Create a rectangular (shoebox) room.

Examples:

room = Room.shoebox(size=[6.0, 4.0, 3.0], fs=16000, beta=[0.9] * 6)

Source `dataclass`

Source geometry, orientation, and directivity.

Orientations are normalized to unit vectors with the same (n, dim) shape as positions. 2D angles use a scalar or (n, 1) radians; vectors use (2,) or (n, 2). 3D angles use azimuth/elevation pairs.

Examples:

sources = Source.from_positions([[1.0, 2.0, 1.5]])

from_positions `classmethod`

from_positions(positions, *, orientation=None, directivity='omni', device=None, dtype=None)

Convert positions/orientation to tensors and build a Source.

replace

replace(**kwargs)

Return a new Source with updated fields.

MicrophoneArray `dataclass`

Microphone-array geometry, orientation, and directivity.

Orientations follow the same canonical unit-vector contract as Source.

Examples:

mics = MicrophoneArray.from_positions([[2.0, 2.0, 1.5]])

from_positions `classmethod`

from_positions(positions, *, orientation=None, directivity='omni', device=None, dtype=None)

Convert positions/orientation to tensors and build a MicrophoneArray.

replace

replace(**kwargs)

Return a new MicrophoneArray with updated fields.

StaticScene `dataclass`

Container for static scene simulation inputs.

Examples:

scene = StaticScene(room=room, sources=sources, mics=mics)

validate

validate()

Revalidate geometry tensors after possible external mutation.

DynamicScene `dataclass`

Container for dynamic scene simulation inputs.

An optional FrameSchedule stores exact sample-domain frame starts. It can be consumed directly by dynamic convolution without a lossy seconds-to-samples round trip.

Examples:

scene = DynamicScene(
    room=room,
    sources=sources,
    mics=mics,
    src_traj=src_traj,
    mic_traj=mic_traj,
    schedule=schedule,
)

validate

validate()

Revalidate geometry and trajectory tensors after external mutation.

RIRResult `dataclass`

Container for RIRs with metadata.

Examples:

from torchrir.config import SimulationConfig
from torchrir.sim import simulate

config = SimulationConfig(max_order=6, tmax=0.3)
result = simulate(scene, config)
rirs = result.rirs

validate

validate()

Revalidate this shallow-immutable result at a consumer boundary.

`torchrir.io`

torchrir.io

I/O helpers for audio files and metadata serialization.

AudioData `dataclass`

Channel-preserving audio plus sample-rate and file metadata.

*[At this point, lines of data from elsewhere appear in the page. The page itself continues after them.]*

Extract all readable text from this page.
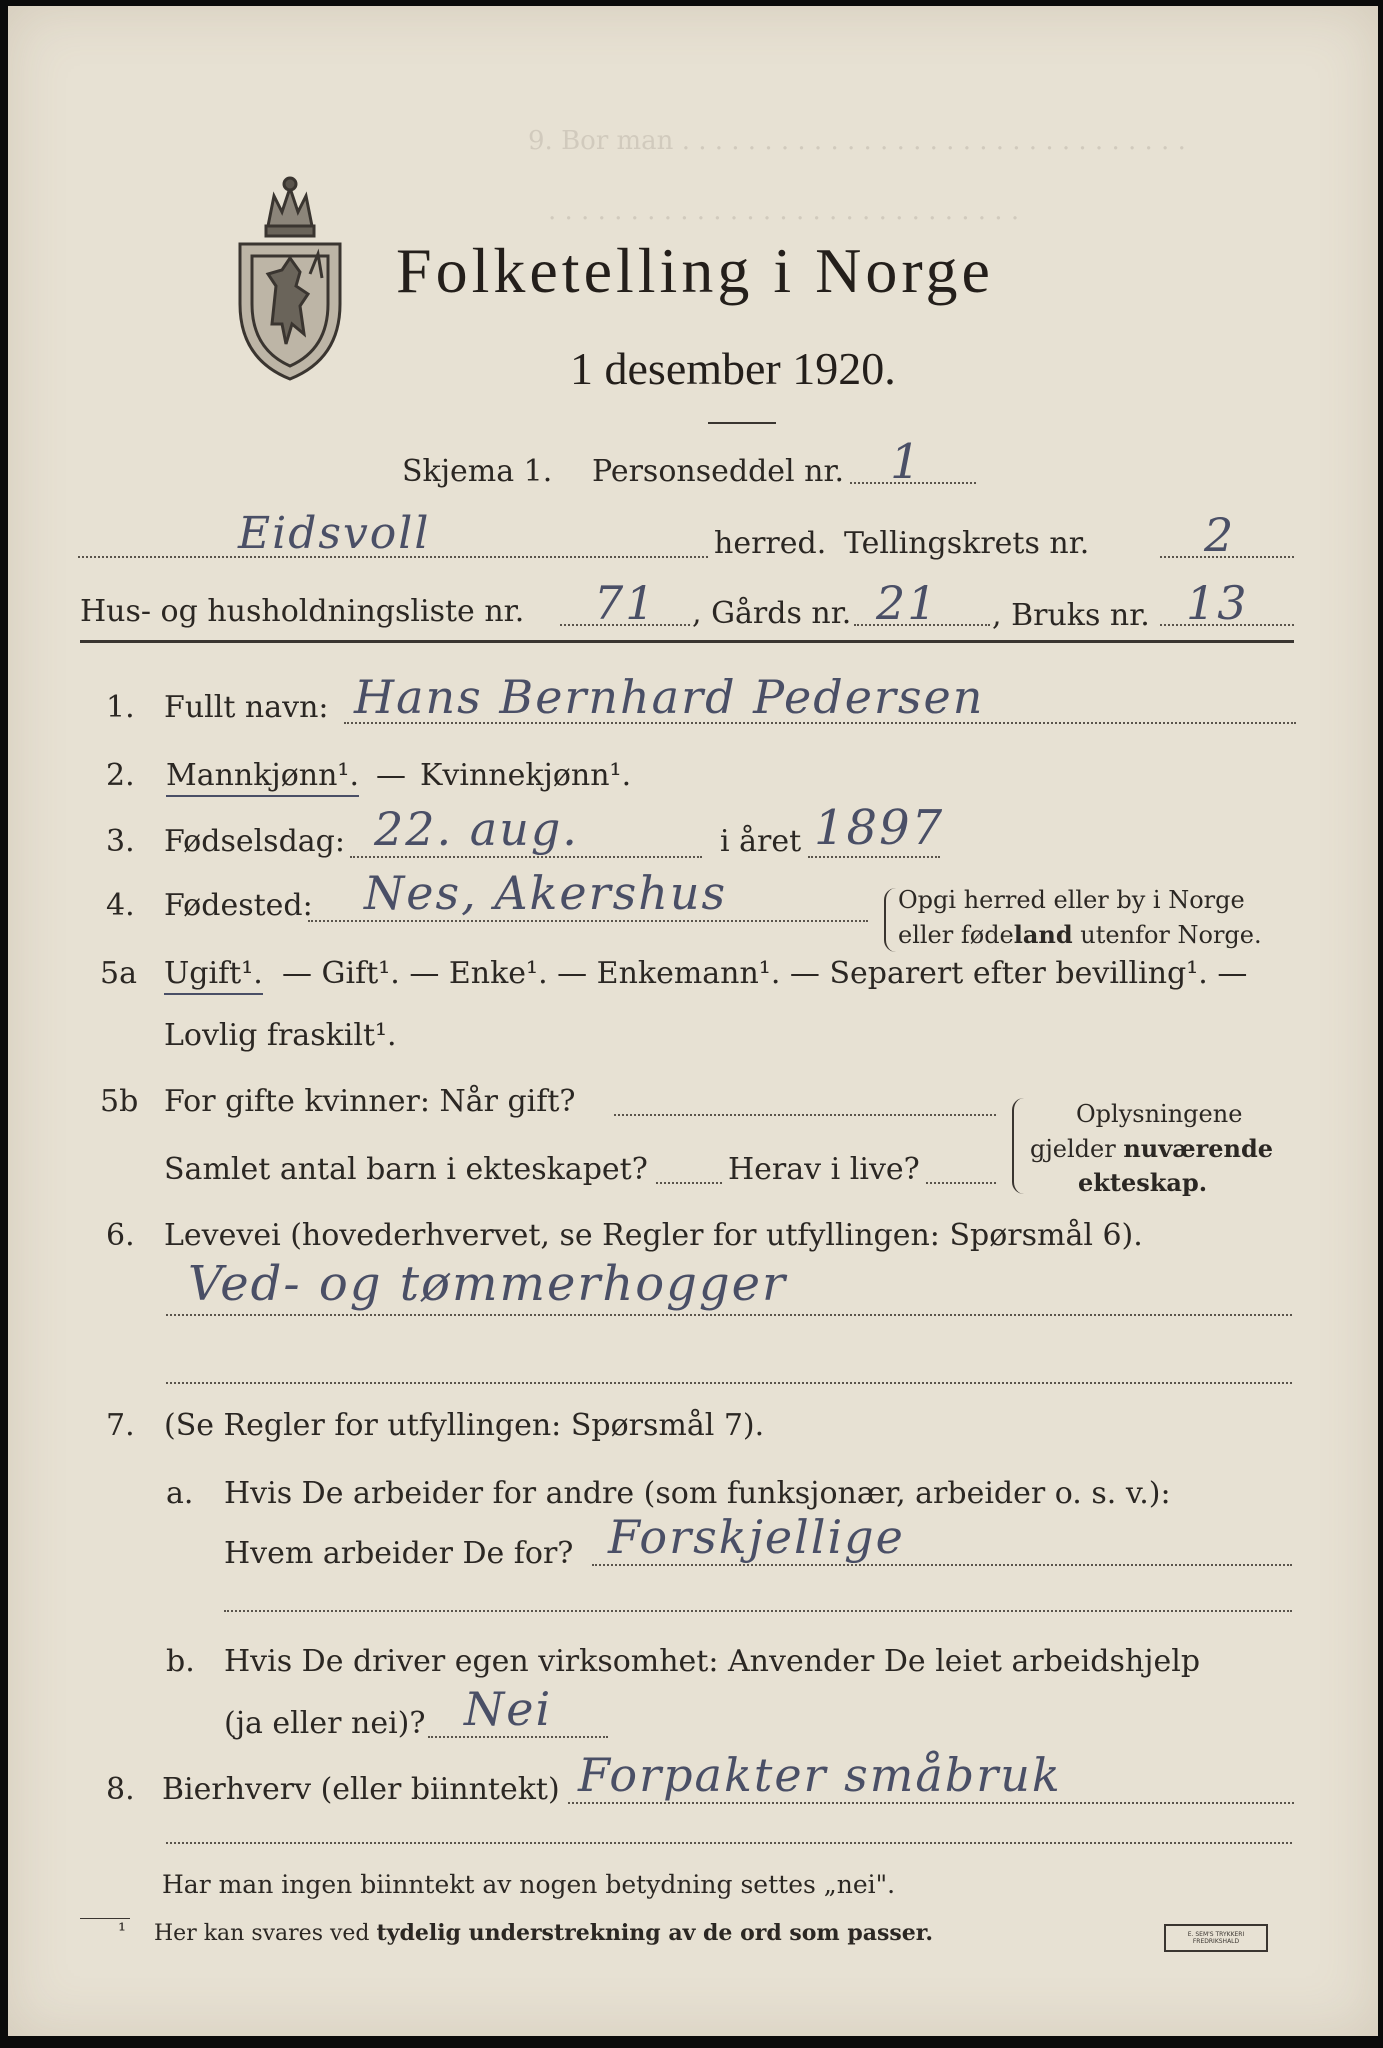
9. Bor man . . . . . . . . . . . . . . . . . . . . . . . . . . . . . . .
. . . . . . . . . . . . . . . . . . . . . . . . . . . . .
Folketelling i Norge
1 desember 1920.
Skjema 1. Personseddel nr. 1
Eidsvoll	herred. Tellingskrets nr. 2
Hus- og husholdningsliste nr. 71 , Gårds nr. 21 , Bruks nr. 13
1. Fullt navn: Hans Bernhard Pedersen
2. Mannkjønn¹. — Kvinnekjønn¹.
3. Fødselsdag: 22. aug.	i året 1897
4. Fødested: Nes, Akershus	Opgi herred eller by i Norge
eller fødeland utenfor Norge.
5a Ugift¹. — Gift¹. — Enke¹. — Enkemann¹. — Separert efter bevilling¹. —
Lovlig fraskilt¹.
5b For gifte kvinner: Når gift?
Samlet antal barn i ekteskapet?	Herav i live?
Oplysningene
gjelder nuværende
ekteskap.
6. Levevei (hovederhvervet, se Regler for utfyllingen: Spørsmål 6).
Ved- og tømmerhogger
7. (Se Regler for utfyllingen: Spørsmål 7).
a. Hvis De arbeider for andre (som funksjonær, arbeider o. s. v.):
Hvem arbeider De for? Forskjellige
b. Hvis De driver egen virksomhet: Anvender De leiet arbeidshjelp
(ja eller nei)? Nei
8. Bierhverv (eller biinntekt) Forpakter småbruk
Har man ingen biinntekt av nogen betydning settes „nei".
¹ Her kan svares ved tydelig understrekning av de ord som passer.	E. SEM'S TRYKKERI FREDRIKSHALD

save_audio_data reuses subtype only when the destination container matches format. format describes a loaded file, while the destination path selects the saved container format.

AudioInfo `dataclass`

Basic audio file metadata.

build_metadata

build_metadata(*, room, sources, mics, rirs, src_traj=None, mic_traj=None, schedule=None, time_reference=None, signal_len=None, source_info=None, extra=None)

Build JSON-serializable metadata for a simulation output.

Examples:

metadata = build_metadata(
    room=room,
    sources=sources,
    mics=mics,
    rirs=rirs,
    src_traj=src_traj,
    mic_traj=mic_traj,
    signal_len=signal.shape[-1],
)
save_metadata_json(Path("outputs/scene_metadata.json"), metadata)

build_result_metadata

build_result_metadata(result, *, schedule=None, time_reference=None, signal_len=None, source_info=None, extra=None)

Build metadata from a scene-oriented simulation result.

info_audio

info_audio(path)

Return metadata for an audio file (wav/flac/other supported by soundfile).

info_wav

info_wav(path)

Return metadata for a wav file.

This entry point is wav-only. For non-wav formats, use torchrir.io.info_audio.

load_audio

load_audio(source)

Load an audio file (wav/flac/other supported by soundfile).

Notes

Multichannel input uses channel 0 only (warns).
A caller-owned binary stream remains open after this function returns.

load_audio_data

load_audio_data(source)

Load audio and metadata without closing a caller-owned stream.

load_wav

load_wav(path)

Load a wav file and return mono audio and sample rate.

This entry point is wav-only. For non-wav formats, use torchrir.io.load_audio.

save_attribution_file

save_attribution_file(*, out_dir, dataset_attribution, modifications, attribution_name='ATTRIBUTION.txt', logger=None)

Save dataset attribution and modification notes to a text file.

save_audio

save_audio(path, audio, sample_rate, *, normalize=False, peak=1.0, subtype=None)

Save a mono or multi-channel audio file without changing its gain.

Use normalize=True only when independent peak normalization is intended. WAV destinations default to the FLOAT subtype. Other formats reject out-of-range samples before their integer/compressed encoding can clip. For related stems and mixtures, apply one common scale before saving.

save_audio_data

save_audio_data(path, data, *, normalize=False, peak=1.0, subtype=None)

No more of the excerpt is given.